# Google maps not working....Mac OSX 10.5



## Graeme Edwards (8 Apr 2010)

Hi guys, just a quick one.

Im working on a Mac with OSX 10.5 

Ive never had problems with google maps, but I go on today, and it does not want to work at all. Ive read about router problems and fire wall, but nothing seems to have changed here. 

Can you guys suggest anything to fix it?

Thanks in advance.


----------



## Nelson (8 Apr 2010)

weird.i was just on google maps and it wouldn't load.i'm on a pc with xp.


----------



## Dan Crawford (8 Apr 2010)

I had the same issue this morning pal. Prolly a ploy to get you to use Google Chrome LOL


----------



## Graeme Edwards (8 Apr 2010)

Its only happened today, which I find strange. Ive just updated my Mac and cleared the cache, but it still wont work.
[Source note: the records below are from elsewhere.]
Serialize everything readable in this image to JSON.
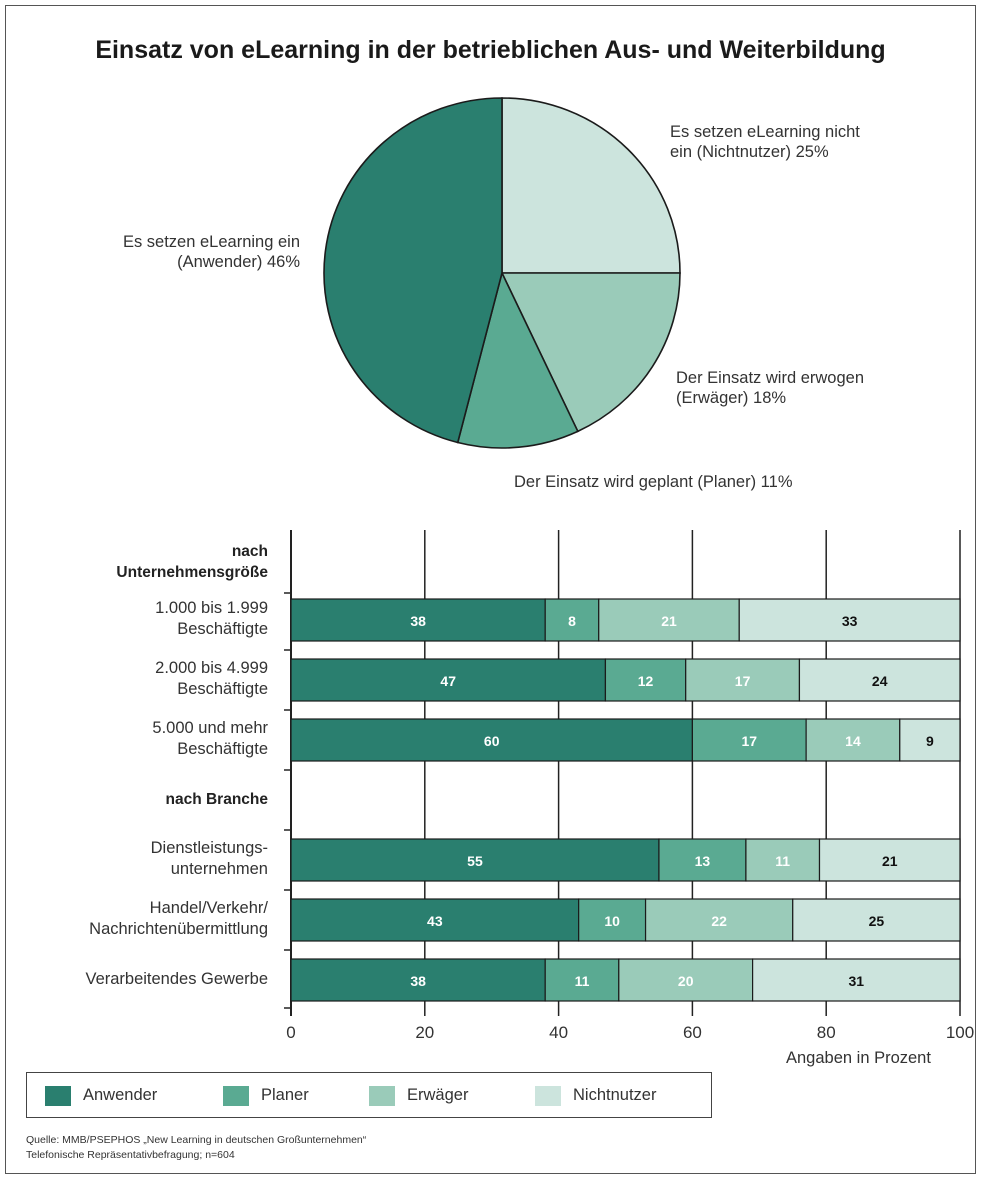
{
  "colors": {
    "anwender": "#2a7f6f",
    "planer": "#5aaa92",
    "erwaeger": "#9acbb9",
    "nichtnutzer": "#cce4dd"
  },
  "chart_data": [
    {
      "type": "pie",
      "title": "Einsatz von eLearning in der betrieblichen Aus- und Weiterbildung",
      "slices": [
        {
          "key": "nichtnutzer",
          "label_lines": [
            "Es setzen eLearning nicht",
            "ein (Nichtnutzer) 25%"
          ],
          "value": 25
        },
        {
          "key": "erwaeger",
          "label_lines": [
            "Der Einsatz wird erwogen",
            "(Erwäger) 18%"
          ],
          "value": 18
        },
        {
          "key": "planer",
          "label_lines": [
            "Der Einsatz wird geplant (Planer) 11%"
          ],
          "value": 11
        },
        {
          "key": "anwender",
          "label_lines": [
            "Es setzen eLearning ein",
            "(Anwender) 46%"
          ],
          "value": 46
        }
      ]
    },
    {
      "type": "bar",
      "stacked": true,
      "orientation": "horizontal",
      "xlabel": "Angaben in Prozent",
      "xlim": [
        0,
        100
      ],
      "xticks": [
        "0",
        "20",
        "40",
        "60",
        "80",
        "100"
      ],
      "rows": [
        {
          "kind": "header",
          "label_lines": [
            "nach",
            "Unternehmensgröße"
          ]
        },
        {
          "kind": "bar",
          "label_lines": [
            "1.000 bis 1.999",
            "Beschäftigte"
          ],
          "values": [
            38,
            8,
            21,
            33
          ]
        },
        {
          "kind": "bar",
          "label_lines": [
            "2.000 bis 4.999",
            "Beschäftigte"
          ],
          "values": [
            47,
            12,
            17,
            24
          ]
        },
        {
          "kind": "bar",
          "label_lines": [
            "5.000 und mehr",
            "Beschäftigte"
          ],
          "values": [
            60,
            17,
            14,
            9
          ]
        },
        {
          "kind": "header",
          "label_lines": [
            "nach Branche"
          ]
        },
        {
          "kind": "bar",
          "label_lines": [
            "Dienstleistungs-",
            "unternehmen"
          ],
          "values": [
            55,
            13,
            11,
            21
          ]
        },
        {
          "kind": "bar",
          "label_lines": [
            "Handel/Verkehr/",
            "Nachrichtenübermittlung"
          ],
          "values": [
            43,
            10,
            22,
            25
          ]
        },
        {
          "kind": "bar",
          "label_lines": [
            "Verarbeitendes Gewerbe"
          ],
          "values": [
            38,
            11,
            20,
            31
          ]
        }
      ],
      "series": [
        {
          "key": "anwender",
          "name": "Anwender"
        },
        {
          "key": "planer",
          "name": "Planer"
        },
        {
          "key": "erwaeger",
          "name": "Erwäger"
        },
        {
          "key": "nichtnutzer",
          "name": "Nichtnutzer"
        }
      ]
    }
  ],
  "source_lines": [
    "Quelle: MMB/PSEPHOS „New Learning in deutschen Großunternehmen“",
    "Telefonische Repräsentativbefragung; n=604"
  ]
}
Rubbish. Im trying to look for campsites and google maps is great for that.

Whats google Chrome?

So theres a few today then ?


Cheers.


----------



## Steve Smith (8 Apr 2010)

Not working for me either...


----------



## Dan Crawford (8 Apr 2010)

Have you tried using maps on your ipod touch? search a location then just type in campsites, it'll bring up any campsites near your location..

Google chrome is Google's answer to Safari.


----------



## Steve Smith (8 Apr 2010)

I'm on SuSE Linux using Firefox btw   Just checked with a few mates around the country and they're having issues too.  Suspect something's broken at google :?


----------



## Tony Swinney (8 Apr 2010)

Google maps is not working for me on either Mac or PC - maybe they have issues  ?

Tony


----------



## Graeme Edwards (8 Apr 2010)

Very weird.

Its still not working on the Mac. Ill try the ipod now.......


----------



## John Starkey (8 Apr 2010)

Not working for me either,
john.


----------



## LondonDragon (8 Apr 2010)

Google finally crashed!! about time too lol


----------



## Graeme Edwards (8 Apr 2010)

Map app on the ipod works fine. 

Maps on the Mac does not respond what so ever. Not one little bit. Its always worked in the past,but not now. 

Stupid google.


----------



## tel (9 Apr 2010)

I am on 10.5 and maps is ok for me ...


----------



## Steve Smith (9 Apr 2010)

Working for me since yesterday evening


----------